The plaintiff's solicitor refers to the defendant having written to the effect that they had carried out an in-depth investigation of the chair, and that it is no longer available because it was replaced "due to employee requests". The defendant's said letter(s) is not exhibited.
Now, returning to the categories of discovery! The first is "All documentation of whatsoever nature relating to the make and type of chair provided for use by the plaintiff on the date of the accident". Looks impressive, but on close examination one realises that proof of the make and type isn't going to prove any defect.
The third is all "documentation of whatsoever nature dealing with repair and/or replacement of the chair". The plaintiff's solicitor says she needs this because it is her client's case that the chair was "faulty, broken and in need of repair". The documents, she says, are clearly relevant. And the fourth is "all documentation which deals in any way whatsoever with the specific chair in question." Clearly disproportionate!
The reality in this case is that the defendant appears to be suggesting that it holds some useful cards in its hands. The plaintiff does not have any difficulty (apparently) confirming her story in court, up to and including the fact that the chair was defective. She does not need an engineer. Indeed no engineer will be of any use to her now, the chair having been disposed of. So the question is: on what basis is the defendant alleging that (a) the chair was not defective and (b) the plaintiff herself caused the fall?

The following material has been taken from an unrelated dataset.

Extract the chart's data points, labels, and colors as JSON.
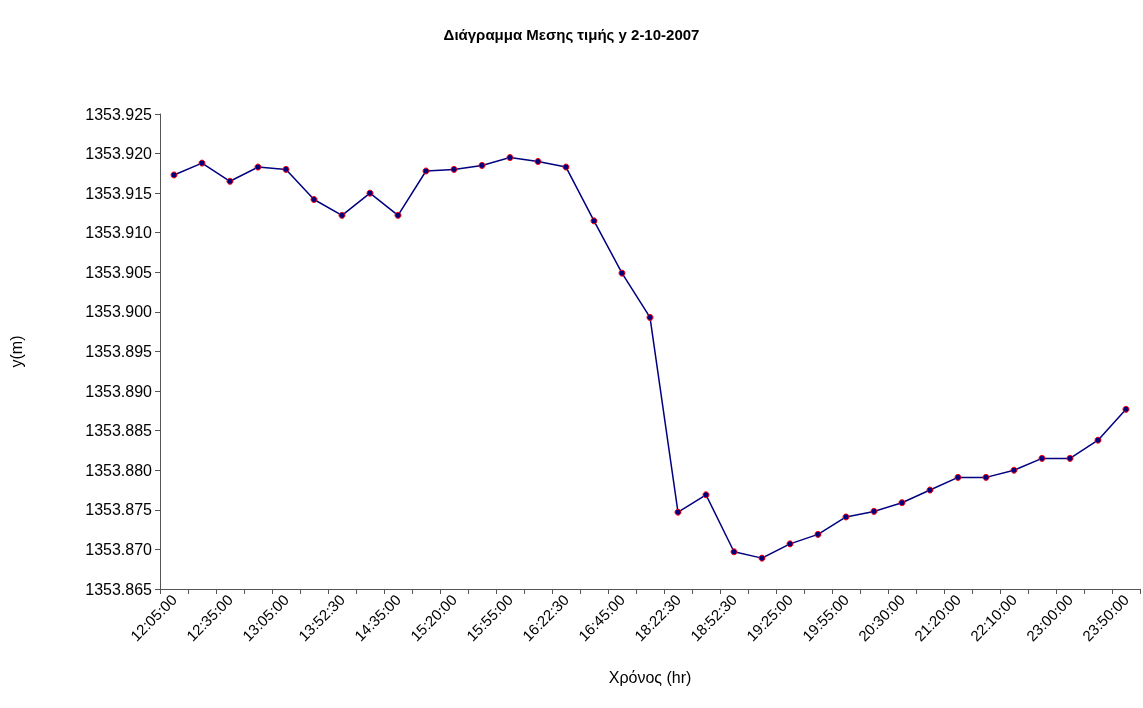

The second category sought is documentation relating to "requests and/or complaints" by staff. The plaintiff does not need to prove complaints. Complaints are not a material fact. The defendant's state of knowledge is not a material fact. But I do not think the employer should be allowed first to resist inspection because the chair has been replaced following employee complaints and then to resist discovery of the records of such complaints which (apart from being evidence of complaints) are likely to describe defects. The only issue, essentially, is whether it is more likely that the fall was caused by the plaintiff's own carelessness than by a defect she can attest to and of the sort complained of previously by others.
I will order discovery of a subset of category two as follows: "all written complaints by staff (including records of complaints made verbally) as to castors or wheels missing from or falling off chairs supplied to employees during the eighteen month period prior to the plaintiff's alleged accident."
Costs to the defendants with a stay on execution until the determination of the proceedings.